I am engaged on an article for the N. A. R. in which I shall notice the Carte d'Arborea. These are a collection of professedly medieval writings brought [...] one by one by an exmonk in Sardinia & sold to the Univ. of Cagliari. This gentleman does not say how he came by them and the question is whether he forged them or only stole them. I am rather inclined to acquit him of theft, but if guilty, would pardon him in consideration of the value of the papers, if genuine, which I much doubt. You will find them in the library of the University at Cambridge --

I am sorry to hear that Mr Ticknor is poorly & I hope he will soon recover his wonted strength.

What is Lowell's "Commemoration Ode"? I have not seen it. I find it almost impossible to get anything but newspapers from the U.S. & am much in the dark as to our literature

Mrs Marsh joins me in kindest regards to your mother & sisters, as well as to Mrs Norton & yourself

Yours very trulyG P MarshC. E. Norton esq

References in this letter:

In his letter of June 3, 1866, Norton describes his conversation with William Seward, U.S. Secretary of State 1861-69. Seward made a plea for the states rights against the power of Congress. Congress had no right to refuse the admission of the members of Congress elected in the Southern States. The South at this point was being more loyal to the Constitution than the North. Seward considered Southern black to be a inferior race and the laws of economics would determine the relationship between whites and blacks. Congress had nothing to do with it.

The grotto of Monsummano, thirty miles northwest of Florence, was filled with hot vapors considered helpful for rheumatism and gout.

John Tyndall (1829-1893) was a British physicist who at one time made a study of glaciers in Switzerland.

Dr. J Marion Sims, a gynecologist practicing in Paris, had operated on Caroline Crane Marsh for a noncancerous tumor of the womb in 1865.

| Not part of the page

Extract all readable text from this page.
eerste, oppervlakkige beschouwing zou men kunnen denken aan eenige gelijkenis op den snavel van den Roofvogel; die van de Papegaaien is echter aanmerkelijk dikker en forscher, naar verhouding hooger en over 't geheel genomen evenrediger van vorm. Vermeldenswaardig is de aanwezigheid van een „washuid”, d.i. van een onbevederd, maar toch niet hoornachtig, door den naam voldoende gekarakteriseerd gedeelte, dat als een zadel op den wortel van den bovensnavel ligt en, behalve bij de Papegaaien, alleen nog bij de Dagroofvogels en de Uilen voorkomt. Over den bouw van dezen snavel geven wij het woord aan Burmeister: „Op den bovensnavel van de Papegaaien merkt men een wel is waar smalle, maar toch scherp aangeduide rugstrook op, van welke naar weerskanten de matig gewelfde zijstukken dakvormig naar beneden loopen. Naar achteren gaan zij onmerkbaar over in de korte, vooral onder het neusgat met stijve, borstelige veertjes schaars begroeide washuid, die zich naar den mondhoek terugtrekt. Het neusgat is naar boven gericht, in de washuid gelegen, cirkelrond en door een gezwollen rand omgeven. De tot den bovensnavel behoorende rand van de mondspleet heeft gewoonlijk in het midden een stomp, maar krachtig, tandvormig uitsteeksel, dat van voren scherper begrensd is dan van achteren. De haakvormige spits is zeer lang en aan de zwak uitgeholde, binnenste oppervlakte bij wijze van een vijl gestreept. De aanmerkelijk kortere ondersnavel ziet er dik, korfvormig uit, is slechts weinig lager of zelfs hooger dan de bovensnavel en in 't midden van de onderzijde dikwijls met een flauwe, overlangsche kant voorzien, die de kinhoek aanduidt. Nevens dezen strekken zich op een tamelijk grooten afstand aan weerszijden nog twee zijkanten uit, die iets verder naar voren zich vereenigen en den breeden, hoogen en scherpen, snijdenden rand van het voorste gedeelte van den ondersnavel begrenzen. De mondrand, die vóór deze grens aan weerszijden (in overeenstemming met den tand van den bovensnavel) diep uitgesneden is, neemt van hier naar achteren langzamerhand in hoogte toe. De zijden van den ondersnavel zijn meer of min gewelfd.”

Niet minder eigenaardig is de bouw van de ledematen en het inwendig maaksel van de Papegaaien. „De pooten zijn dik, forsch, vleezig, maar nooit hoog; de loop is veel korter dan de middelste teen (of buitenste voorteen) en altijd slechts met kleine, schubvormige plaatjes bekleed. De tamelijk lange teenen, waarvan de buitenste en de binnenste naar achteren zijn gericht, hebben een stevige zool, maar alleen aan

Solomon Foot served as one of Vermont's two U.S. Senators from 1863 until his death on March 28, 1866.

George F. Edmunds was appointed U.S. Senator to replace the deceased Solomon Foot on April 5, 1866. He won a full term the following fall and served in the Senate until 1891.

In his letter of June 3, 1866, Norton describes his conversation with William Seward, U.S. Secretary of State 1861-69.

George Ticknor (1791-1871), historian and scholar, published his biography of William Hickling Prescott (1796-1859), author of History of the Conquest of Mexico and History of the Conquest of Peru, in 1864.

James Russell Lowell's tribute to the graduates of Harvard killed in the Civil War bears the title "Ode Recited at the Harvard Commemoration, July 21, 1865."